First Words

rock garden words 2

Cave paintings tell the oldest tales.

Charcoal impressions of a Neolithic age.

Ancient stone stories echo authors past.

Symbolic of the writer’s rocky path.

Once pried from cold, hard stone

You ask yourself, were they there all along?*

*-*-*
rock water melt snow

First Words

by K. L. K. Salazar

 

What siren song do fissures sing?

Elusive, mutable—so close, yet out of reach.

Can anybody hear you? See you?

Or do you speak only to my soul?

 

 

Hidden deep, in crevasses unknown.

Only found in shadows, on lichen-crusted clefts.

Under a winter’s sky—cold and blown.

A resonance of stone.

Falling, hitting, frozen things.

Echo shots creation brings, broken and rebuilt.

 

Etched in deep, where all words hide.

Unexpected meaning lies, unrefined,

Inside. Pitched to black and deeper reaches

No one knows what they may find.

 

When broken from the rock, words flow.

Released like melting snow

Warmed by sun’s beat.

Through erosion, exposition unfolds.

 

While I am weathered

Glacially slow.

Imperfections reveal

Dreams fragmentary and unreal.

 

 

Part hope.

Part defeat.

Cemented with faults.

I am stratified

Awaiting metamorphosis.

rock garden

 

Asterisk Bedazzled Footnote:

*I wouldn’t ordinarily have a footnote to my poetry. But I’ve never had this happen before. I don’t know what to call that little slice of word jumble at the top. I tried leaving it out and that felt wrong. I tried putting it in…even wronger. Is it a foreword? A prelude? A prequel? I’m not sure what to call it. So, I’m not calling it anything. It just is. And I hope that is enough.

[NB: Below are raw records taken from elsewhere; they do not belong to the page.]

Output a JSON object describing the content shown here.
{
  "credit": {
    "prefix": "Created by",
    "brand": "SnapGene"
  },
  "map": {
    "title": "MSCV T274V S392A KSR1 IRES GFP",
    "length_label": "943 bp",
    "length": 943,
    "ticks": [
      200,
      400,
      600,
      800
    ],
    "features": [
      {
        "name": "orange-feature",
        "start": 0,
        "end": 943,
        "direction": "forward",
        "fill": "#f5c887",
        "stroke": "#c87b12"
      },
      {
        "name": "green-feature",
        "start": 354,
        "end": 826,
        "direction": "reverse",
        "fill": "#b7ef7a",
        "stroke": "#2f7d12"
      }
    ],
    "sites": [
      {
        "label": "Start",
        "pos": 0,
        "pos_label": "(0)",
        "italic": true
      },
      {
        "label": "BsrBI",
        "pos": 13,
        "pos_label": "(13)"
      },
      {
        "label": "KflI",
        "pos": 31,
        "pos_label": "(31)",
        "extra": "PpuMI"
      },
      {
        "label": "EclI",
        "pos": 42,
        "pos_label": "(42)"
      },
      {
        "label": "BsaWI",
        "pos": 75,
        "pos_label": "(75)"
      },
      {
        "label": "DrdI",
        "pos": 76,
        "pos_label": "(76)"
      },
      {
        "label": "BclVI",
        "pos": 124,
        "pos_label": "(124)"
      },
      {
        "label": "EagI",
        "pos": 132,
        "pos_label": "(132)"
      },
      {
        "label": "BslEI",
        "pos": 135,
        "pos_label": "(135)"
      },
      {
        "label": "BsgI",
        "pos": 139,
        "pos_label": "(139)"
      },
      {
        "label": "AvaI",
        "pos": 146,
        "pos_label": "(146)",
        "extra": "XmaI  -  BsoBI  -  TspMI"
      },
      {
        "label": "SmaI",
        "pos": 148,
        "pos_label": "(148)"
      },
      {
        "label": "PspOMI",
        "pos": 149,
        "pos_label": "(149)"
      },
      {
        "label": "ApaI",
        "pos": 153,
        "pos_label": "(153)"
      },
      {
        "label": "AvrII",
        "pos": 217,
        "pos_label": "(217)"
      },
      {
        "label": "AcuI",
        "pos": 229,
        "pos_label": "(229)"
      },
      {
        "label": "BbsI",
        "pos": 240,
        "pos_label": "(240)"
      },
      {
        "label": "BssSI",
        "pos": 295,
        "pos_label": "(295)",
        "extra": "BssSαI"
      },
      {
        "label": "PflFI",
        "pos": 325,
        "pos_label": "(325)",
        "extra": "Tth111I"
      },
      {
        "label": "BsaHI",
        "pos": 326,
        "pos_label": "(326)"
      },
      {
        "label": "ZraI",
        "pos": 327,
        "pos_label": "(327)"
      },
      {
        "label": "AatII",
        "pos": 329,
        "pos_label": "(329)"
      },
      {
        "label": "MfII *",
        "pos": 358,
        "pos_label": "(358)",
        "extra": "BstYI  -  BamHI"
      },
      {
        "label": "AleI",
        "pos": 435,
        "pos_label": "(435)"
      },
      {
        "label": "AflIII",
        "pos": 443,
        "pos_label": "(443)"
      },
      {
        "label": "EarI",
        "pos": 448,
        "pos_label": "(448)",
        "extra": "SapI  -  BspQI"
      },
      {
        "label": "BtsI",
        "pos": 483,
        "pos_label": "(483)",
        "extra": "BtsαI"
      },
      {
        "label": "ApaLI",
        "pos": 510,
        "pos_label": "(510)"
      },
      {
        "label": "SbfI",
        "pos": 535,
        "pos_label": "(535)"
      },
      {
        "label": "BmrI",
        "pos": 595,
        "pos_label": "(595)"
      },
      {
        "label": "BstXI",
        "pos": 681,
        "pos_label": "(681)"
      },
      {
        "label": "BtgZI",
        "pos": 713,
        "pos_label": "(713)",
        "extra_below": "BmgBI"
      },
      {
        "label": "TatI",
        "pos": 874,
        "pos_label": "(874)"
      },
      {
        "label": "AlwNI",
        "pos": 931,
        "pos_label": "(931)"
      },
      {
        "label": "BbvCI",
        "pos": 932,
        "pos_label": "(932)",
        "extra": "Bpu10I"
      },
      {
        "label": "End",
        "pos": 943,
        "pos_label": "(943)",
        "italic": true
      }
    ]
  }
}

11 thoughts on “First Words

  1. Your word jumble makes more sense than the poem. 🙂

    “Eventually, all things merge into one, and a river runs through it. The river was cut by the world’s great flood and runs over rocks from the basement of time. On some of the rocks are timeless raindrops. Under the rocks are the words, and some of the words are theirs.
    I am haunted by waters.”
    ― Norman Maclean, A River Runs Through it and Other Stories

    Liked by 2 people

    1. I have been officially one-upped by Norman. I struggled with this piece and I decided, it was as good as I could make it at this time. Maybe in another lifetime the words will run clearer.

      Liked by 1 person

      1. I like your poem a lot. I don’t think you’ve been ‘one-upped’. I think you’ve tapped into something important and elemental and you should keep going. Norman McClean didn’t write any stories until his 70s.

        Liked by 1 person

      2. “Doubt not, O poet, but persist. Say ‘It is in me, and shall out.’ Stand there, balked and dumb, stuttering and stammering, hissed and hooted, stand and strive, until at last rage draw out of thee that dream-power which every night shows thee is thine own; a power transcending all limit and privacy, and by virtue of which a man is the conductor of the whole river of electricity.” Emerson, “The Poet” ❤

        Liked by 1 person

      3. My comment didn’t come out right. I deleted a few sentences and didn’t do the revision I meant to. I should have re-read it. OH well. Sometimes the problems with writing are the writer (me)… I think your “prelude” is beautiful and profound.